4. Million Dollar Arm

Jon Hamm allegedly has a third leg, but I don’t think that’s what you mean.

Let’s weigh the pros and cons of each.

With an extra leg, I don’t see too many pros. Would it make me faster? There doesn’t seem to be any athletic benefit to it. Maybe the high jump at the Olympics? Would they even let me compete? Would a third leg allow me to propel myself higher than a two-legged man or would it weigh me down? If you think manspreading is an issue now, imagine sitting on a subway next to a guy with a literal third leg, not the Hamm thing.

A third arm seems more reasonable, especially when it comes to having special clothes tailored for me. I could probably be an elite MMA fighter with three arms. I could be a world champion juggler. I’m not exactly sure about the logistics, but a third arm has a better chance of improving your abilities in the sack than a third (literal) leg. Carrying shit would be way easier. Depending on where the arm is protruding from my torso, maybe I get a better angle for butt wiping.

Arm is the way to go.

5. The Net

It’s weird to say, because the NHL changed the rules because of how good Gretzky was behind the net, but the answer is Crosby. Both guys had/have incredible vision and play-making ability from behind the net. Gretzky could move guys around with his eyes and slip the puck through tiny seams, and Crosby can do that sort of thing too.

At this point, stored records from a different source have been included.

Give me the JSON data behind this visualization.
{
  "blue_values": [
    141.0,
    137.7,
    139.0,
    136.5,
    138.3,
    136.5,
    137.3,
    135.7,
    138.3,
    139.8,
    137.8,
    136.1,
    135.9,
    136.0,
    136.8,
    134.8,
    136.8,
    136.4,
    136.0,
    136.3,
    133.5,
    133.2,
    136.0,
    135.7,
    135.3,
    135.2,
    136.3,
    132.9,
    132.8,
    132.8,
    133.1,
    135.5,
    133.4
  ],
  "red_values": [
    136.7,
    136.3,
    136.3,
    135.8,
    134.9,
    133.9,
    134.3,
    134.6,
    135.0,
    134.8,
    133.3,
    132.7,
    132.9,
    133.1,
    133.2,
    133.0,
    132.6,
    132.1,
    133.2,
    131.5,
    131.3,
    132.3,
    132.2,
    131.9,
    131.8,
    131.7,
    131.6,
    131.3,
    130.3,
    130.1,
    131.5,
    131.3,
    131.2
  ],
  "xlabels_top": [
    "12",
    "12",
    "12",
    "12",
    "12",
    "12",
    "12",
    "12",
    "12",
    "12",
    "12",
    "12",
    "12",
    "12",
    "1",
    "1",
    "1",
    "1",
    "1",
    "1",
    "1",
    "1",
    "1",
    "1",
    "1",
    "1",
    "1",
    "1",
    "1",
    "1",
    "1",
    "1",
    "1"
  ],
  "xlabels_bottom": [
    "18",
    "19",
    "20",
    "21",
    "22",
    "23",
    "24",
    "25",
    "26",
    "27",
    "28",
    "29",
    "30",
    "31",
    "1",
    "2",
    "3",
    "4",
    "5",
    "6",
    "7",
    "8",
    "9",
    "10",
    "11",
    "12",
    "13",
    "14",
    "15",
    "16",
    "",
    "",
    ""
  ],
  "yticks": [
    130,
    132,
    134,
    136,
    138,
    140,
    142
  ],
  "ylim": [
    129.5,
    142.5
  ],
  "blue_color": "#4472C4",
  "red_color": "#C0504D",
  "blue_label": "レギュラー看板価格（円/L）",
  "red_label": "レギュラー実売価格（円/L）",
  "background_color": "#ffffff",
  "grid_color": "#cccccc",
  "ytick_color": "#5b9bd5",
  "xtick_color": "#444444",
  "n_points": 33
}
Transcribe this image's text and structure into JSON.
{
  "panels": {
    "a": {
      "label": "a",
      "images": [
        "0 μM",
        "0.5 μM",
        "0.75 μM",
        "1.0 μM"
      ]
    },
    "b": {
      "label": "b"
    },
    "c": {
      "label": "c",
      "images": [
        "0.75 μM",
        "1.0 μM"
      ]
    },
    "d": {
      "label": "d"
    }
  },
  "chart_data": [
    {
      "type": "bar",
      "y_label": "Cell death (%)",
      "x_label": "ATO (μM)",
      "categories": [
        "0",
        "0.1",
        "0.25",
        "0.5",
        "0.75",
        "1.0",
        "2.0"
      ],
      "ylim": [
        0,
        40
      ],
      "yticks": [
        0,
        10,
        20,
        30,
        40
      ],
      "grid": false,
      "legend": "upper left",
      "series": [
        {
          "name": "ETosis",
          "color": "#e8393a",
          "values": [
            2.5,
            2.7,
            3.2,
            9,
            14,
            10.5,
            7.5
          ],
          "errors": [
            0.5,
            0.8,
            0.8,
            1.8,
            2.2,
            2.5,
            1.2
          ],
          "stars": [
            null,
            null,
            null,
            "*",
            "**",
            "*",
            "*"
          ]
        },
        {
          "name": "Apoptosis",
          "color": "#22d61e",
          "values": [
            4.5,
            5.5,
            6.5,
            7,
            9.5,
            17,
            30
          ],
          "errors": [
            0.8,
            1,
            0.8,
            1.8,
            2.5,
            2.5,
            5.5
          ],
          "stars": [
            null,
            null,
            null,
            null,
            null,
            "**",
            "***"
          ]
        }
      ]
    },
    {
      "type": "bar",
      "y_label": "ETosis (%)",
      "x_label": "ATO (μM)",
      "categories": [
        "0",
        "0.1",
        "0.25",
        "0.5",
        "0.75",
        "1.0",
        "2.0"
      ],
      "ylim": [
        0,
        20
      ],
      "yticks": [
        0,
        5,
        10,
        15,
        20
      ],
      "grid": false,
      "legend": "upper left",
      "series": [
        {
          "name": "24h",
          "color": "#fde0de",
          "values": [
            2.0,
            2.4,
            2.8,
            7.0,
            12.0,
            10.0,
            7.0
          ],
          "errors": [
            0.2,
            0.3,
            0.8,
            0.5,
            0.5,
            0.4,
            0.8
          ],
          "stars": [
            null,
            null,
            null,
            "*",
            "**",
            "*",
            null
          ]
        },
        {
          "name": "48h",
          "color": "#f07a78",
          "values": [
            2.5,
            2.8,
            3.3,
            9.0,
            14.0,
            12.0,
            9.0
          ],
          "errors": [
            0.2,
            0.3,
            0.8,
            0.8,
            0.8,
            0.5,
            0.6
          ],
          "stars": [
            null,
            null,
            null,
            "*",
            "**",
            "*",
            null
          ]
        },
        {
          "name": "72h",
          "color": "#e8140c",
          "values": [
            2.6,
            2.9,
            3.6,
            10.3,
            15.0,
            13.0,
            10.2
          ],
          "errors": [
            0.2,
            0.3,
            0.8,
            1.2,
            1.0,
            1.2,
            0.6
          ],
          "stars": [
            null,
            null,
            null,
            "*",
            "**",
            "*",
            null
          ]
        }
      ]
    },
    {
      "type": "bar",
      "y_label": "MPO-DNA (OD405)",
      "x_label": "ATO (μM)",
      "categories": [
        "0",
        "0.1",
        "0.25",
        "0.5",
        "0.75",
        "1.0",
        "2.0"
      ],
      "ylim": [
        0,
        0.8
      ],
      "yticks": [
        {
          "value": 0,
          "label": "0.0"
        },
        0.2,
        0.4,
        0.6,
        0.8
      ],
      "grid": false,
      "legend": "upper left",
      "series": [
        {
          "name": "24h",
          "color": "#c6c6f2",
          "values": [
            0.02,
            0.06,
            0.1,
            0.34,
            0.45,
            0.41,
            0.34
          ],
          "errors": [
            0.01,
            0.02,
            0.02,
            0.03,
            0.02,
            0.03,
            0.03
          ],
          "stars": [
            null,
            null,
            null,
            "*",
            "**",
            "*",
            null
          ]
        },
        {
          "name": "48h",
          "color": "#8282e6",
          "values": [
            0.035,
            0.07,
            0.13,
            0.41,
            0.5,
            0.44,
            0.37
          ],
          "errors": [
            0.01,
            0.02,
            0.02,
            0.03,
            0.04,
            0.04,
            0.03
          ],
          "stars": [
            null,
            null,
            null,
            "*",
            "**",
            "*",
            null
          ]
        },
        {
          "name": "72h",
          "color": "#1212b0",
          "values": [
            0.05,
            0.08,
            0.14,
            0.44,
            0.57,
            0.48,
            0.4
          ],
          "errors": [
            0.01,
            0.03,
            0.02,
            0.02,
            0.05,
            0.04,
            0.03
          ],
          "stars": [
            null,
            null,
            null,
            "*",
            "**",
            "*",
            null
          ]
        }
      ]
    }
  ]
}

But Crosby can protect the puck behind the net with his big ass like no other. Gretzky was a spindly dude that didn’t really have to do that because teams were so terrified to attack him behind the net, so they’d just stand there. Crosby’s ability to hold the puck and drag defenders like the way the ship dragged mines in Galaxy Quest is unrivaled.

6. Bad Boys

Weird, your phone autocorrects Kevin Klein to Dan Girardi. You should get that fixed.

7. Death Race

Probably nobody, but I give the Wild a chance, only because Jake Allen is at .974 through three games, which is just nuts. The Wild have looked so off in this series, like they are all just meeting each other for the first time before every game. But with Allen set up for regression and the Wild dominating shot attempts, it’s possible.

8. Sing Street

It’s tough to beat Chelsea Dagger. It’s also tough to remember it because the Blackhawks haven’t scored at home this postseason, but look it up. It’s good.

Whatever the Canadiens have is pretty terrible. It sounds like the thing the Islanders were using a couple years ago. They both sound like the song that would play over a two-minute montage during a 1980s movie where Ralph Macchio lifts weights or over the credits of an Elisabeth Shue movie from 1986.

A good goal song has a hey, oh or some other sound you can chant for 30 seconds over a rocking background track. A guy with what I have to assume is a mullet mumbling after a goal is of no use to anyone.

9. The Two Jakes

He’s single-handedly ruining my bracket and I hope he gets jock itch.